February Art: Japan

Today in Japan it is the emperor’s official birthday, but being a bit wary of emperors February Art pays a refracted tribute instead. The textiles and customs of Japan were all the rage in the Japonisme of Paris and London, and for artists like Whistler and the Impressionists it was the bold forms of woodblock prints that had the most effect. In Antwerp Van Gogh started buying cheap Japanese prints to decorate his flat, but it was only when he moved to Paris and studied them closely that their influence can be felt, and their obsessive collector discovered ‘Japanese art is like the primitives, like the Greeks, like our old Dutchmen […] it doesn’t end’.

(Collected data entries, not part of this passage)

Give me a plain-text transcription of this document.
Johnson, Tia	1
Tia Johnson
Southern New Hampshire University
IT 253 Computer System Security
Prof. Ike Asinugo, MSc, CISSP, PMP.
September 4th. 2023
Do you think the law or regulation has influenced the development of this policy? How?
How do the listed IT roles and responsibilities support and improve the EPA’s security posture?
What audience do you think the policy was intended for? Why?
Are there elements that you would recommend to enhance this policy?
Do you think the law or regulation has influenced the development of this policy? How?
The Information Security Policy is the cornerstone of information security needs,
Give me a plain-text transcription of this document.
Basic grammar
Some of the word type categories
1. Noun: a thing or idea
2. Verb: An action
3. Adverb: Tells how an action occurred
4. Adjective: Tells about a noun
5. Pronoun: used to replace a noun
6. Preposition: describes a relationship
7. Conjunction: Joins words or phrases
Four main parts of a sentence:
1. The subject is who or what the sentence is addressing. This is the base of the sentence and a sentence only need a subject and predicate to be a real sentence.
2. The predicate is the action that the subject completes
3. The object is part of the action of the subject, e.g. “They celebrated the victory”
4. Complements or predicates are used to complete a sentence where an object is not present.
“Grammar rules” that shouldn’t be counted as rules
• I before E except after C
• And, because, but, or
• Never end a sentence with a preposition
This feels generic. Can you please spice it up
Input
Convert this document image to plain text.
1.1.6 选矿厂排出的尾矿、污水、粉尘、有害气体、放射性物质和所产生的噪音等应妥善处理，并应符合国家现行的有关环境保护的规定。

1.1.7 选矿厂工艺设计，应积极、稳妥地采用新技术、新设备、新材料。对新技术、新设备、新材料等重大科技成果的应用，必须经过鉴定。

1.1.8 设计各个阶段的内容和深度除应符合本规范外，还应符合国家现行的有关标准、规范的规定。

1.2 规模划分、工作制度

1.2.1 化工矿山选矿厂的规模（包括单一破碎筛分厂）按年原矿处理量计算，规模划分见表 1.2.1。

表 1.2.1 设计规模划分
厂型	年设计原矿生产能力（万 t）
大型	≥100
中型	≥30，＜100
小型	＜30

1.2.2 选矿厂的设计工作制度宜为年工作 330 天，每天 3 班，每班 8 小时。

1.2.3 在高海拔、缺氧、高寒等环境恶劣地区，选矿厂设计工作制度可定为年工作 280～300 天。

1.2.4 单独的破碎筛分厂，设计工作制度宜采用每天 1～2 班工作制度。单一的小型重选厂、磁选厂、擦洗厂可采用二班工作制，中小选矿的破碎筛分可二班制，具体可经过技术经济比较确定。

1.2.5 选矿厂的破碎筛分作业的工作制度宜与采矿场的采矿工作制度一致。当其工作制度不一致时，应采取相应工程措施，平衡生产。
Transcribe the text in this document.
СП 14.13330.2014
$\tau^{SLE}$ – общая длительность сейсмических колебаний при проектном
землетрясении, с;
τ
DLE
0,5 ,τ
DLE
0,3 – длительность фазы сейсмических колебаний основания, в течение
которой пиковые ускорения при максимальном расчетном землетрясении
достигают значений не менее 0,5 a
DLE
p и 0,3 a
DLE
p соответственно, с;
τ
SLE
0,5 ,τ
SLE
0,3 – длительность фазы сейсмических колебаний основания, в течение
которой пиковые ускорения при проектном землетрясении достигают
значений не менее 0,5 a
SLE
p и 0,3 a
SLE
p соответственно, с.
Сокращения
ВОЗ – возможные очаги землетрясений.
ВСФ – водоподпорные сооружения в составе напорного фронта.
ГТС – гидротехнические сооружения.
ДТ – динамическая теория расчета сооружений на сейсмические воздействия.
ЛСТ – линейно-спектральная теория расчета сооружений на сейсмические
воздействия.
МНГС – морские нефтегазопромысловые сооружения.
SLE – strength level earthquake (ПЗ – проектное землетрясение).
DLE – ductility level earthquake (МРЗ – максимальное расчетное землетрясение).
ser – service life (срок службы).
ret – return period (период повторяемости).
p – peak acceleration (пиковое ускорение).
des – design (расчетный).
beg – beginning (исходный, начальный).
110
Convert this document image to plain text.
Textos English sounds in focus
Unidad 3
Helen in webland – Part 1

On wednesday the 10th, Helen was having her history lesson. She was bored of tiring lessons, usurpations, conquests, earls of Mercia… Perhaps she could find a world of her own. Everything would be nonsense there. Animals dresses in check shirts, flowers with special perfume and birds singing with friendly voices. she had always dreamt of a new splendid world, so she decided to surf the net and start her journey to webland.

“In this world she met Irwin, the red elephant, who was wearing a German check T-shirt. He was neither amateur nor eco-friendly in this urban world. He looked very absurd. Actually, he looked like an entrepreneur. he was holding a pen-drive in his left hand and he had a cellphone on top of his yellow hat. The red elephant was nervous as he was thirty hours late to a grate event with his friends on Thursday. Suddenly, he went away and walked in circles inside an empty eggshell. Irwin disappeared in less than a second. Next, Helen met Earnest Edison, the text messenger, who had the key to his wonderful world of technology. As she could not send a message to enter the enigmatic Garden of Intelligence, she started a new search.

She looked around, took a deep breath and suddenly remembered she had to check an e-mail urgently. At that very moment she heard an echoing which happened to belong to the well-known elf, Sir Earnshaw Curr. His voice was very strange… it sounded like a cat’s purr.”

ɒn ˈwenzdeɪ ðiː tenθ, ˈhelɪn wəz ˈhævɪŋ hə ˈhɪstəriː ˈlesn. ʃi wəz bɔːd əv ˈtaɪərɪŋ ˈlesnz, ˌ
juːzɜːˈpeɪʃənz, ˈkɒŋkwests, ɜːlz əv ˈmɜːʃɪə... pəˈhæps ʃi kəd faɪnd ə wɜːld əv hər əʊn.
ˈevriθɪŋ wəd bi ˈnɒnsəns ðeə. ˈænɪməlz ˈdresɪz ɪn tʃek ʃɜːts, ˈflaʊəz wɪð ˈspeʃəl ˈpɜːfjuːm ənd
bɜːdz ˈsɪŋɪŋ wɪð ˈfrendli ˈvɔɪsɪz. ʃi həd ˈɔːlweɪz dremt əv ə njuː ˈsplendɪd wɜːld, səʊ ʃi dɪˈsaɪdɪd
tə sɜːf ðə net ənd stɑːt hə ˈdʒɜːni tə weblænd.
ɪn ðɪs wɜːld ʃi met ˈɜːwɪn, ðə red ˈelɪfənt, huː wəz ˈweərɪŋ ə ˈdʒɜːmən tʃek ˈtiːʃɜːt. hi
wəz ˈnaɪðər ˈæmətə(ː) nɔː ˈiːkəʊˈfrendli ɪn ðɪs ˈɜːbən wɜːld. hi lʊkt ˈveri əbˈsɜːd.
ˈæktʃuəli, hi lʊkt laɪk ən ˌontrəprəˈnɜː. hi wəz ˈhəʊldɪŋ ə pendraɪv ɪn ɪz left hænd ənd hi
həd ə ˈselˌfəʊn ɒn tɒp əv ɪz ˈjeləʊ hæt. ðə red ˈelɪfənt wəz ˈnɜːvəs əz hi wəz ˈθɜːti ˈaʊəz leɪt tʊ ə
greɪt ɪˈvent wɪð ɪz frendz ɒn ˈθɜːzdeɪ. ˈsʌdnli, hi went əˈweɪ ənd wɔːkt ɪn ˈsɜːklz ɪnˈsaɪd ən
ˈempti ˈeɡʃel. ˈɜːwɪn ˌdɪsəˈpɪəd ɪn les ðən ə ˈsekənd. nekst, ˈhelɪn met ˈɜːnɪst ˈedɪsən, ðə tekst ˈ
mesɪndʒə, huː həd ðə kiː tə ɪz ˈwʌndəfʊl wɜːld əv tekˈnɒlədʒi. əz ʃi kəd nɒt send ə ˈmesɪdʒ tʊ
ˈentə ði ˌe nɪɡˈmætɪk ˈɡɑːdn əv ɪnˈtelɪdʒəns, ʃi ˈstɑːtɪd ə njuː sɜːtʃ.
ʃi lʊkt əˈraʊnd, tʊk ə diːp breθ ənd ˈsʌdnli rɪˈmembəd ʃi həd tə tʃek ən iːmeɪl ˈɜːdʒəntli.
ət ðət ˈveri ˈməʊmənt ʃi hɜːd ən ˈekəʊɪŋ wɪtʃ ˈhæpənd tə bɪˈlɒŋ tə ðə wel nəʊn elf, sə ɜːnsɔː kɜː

Three amongst his collection he copied into oils, including this 1887 study of a dramatically silhouetted tree borrowed from Utagawa Hiroshige’s ‘Flowering Plum Orchard’ (1857). Drawing and painting is all about representation on a flat surface – one answer to the obvious distortion of reality is to accept it, making the artist simply the arranger of shapes. Doing so allowed Japanese woodblock artists to become masters of composition, hiding horizons, cutting objects off at the edges, arranging bands of colour to burst out of the image, and writing to break the frame.

For his adaptation Van Gogh employed even brighter hues, rounding the background figures to give them life, unscrupulously borrowing from another print a framing device of orange and black characters. Such appropriation of Japanese art allowed him to see the world and picture-plane anew, and when he moved to the south of France this would find revolutionary apotheosis: ‘After some time your vision changes, you see with a more Japanese eye, you feel colour differently’.

~ by thebicyclops on February 23, 2024.